L'adrénaline que nous ressentons lors de la peur est la même énergie nécessaire à l'action. La peur n'est pas une faiblesse, c'est du carburant. En crise, nous apprenons à rediriger cette énergie. Au lieu de rester immobiles, nous l'utilisons pour un bond. Cela ne fonctionne pas toujours immédiatement, mais avec l'expérience, cela vient. Ceux qui ont traversé la crise disent souvent : "Je peur, mais ce peur m'a poussé à agir plus rapidement, plus précisément".

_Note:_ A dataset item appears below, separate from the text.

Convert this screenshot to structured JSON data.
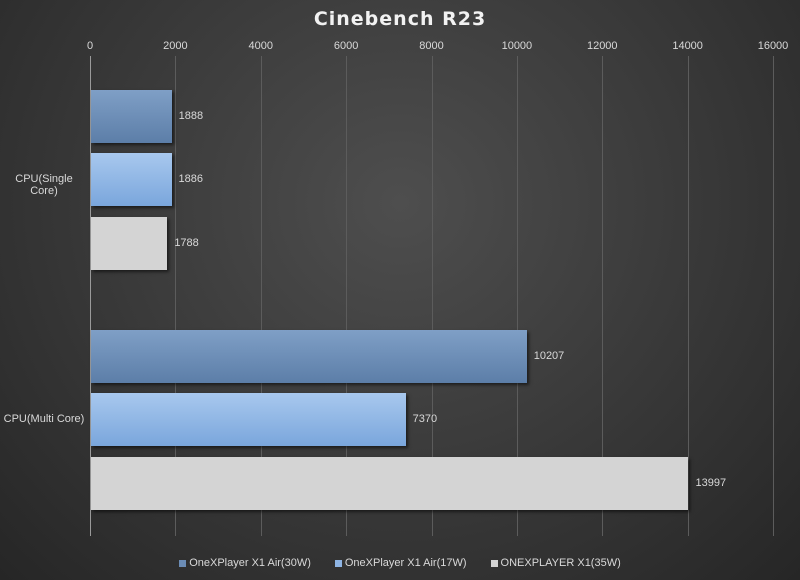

Une personne qui a perdu son emploi a peur de ne jamais trouver un autre. Mais ce peur l'incite à mettre à jour son CV, à apprendre une nouvelle langue, à élargir son réseau de contacts. En fin de compte, il trouve un travail meilleur que celui d'avant. Une personne qui a vécu un divorce a peur de l'isolement. Mais ce peur le pousse à commencer des cours, à faire de nouvelles connaissances, à s'ouvrir de nouveau. La crise ne nous laisse pas rester dans notre zone de confort. Elle nous pousse dans la zone de croissance.
En fin de compte, toutes les peurs se résument à la peur de la mort — peur de la perte de contrôle, peur de l'inconnu, peur de la douleur. La crise nous rappelle de notre finitude. Cela est effrayant, mais c'est aussi libérateur. Quand nous acceptons que nous sommes mortels, nous ne nous effrayons plus des petites échecs. Nous commençons à chérir le temps, à prendre des risques, à vivre plus pleinement. La crise est un rappel : la vie est courte, et avoir peur, c'est gaspiller son temps.
Avant la crise, nous vivons souvent dans l'illusion que l'avenir est prévisible. La crise détruit cette illusion. Nous comprenons que l'avenir est incertain. Cela est effrayant, mais cela nous libère de la peur de l'erreur. Si l'avenir est imprévisible, il n'y a pas de "bonne" décision. Il y a un choix que nous faisons maintenant. Et nous pouvons le faire courageusement.
La crise n'est pas l'ennemi de la peur. C'est son maître. Il nous enseigne à ne pas éviter la peur, mais à l'utiliser. Ne pas le nier, mais l'accepter. Ne pas rester immobile, mais bouger. Ceux qui ont traversé la crise ne craignent plus la vie. Ils savent que la peur est normale. Mais ils savent aussi que la peur ne doit pas les diriger. La crise nous offre cette expérience. Et c'est inestimable.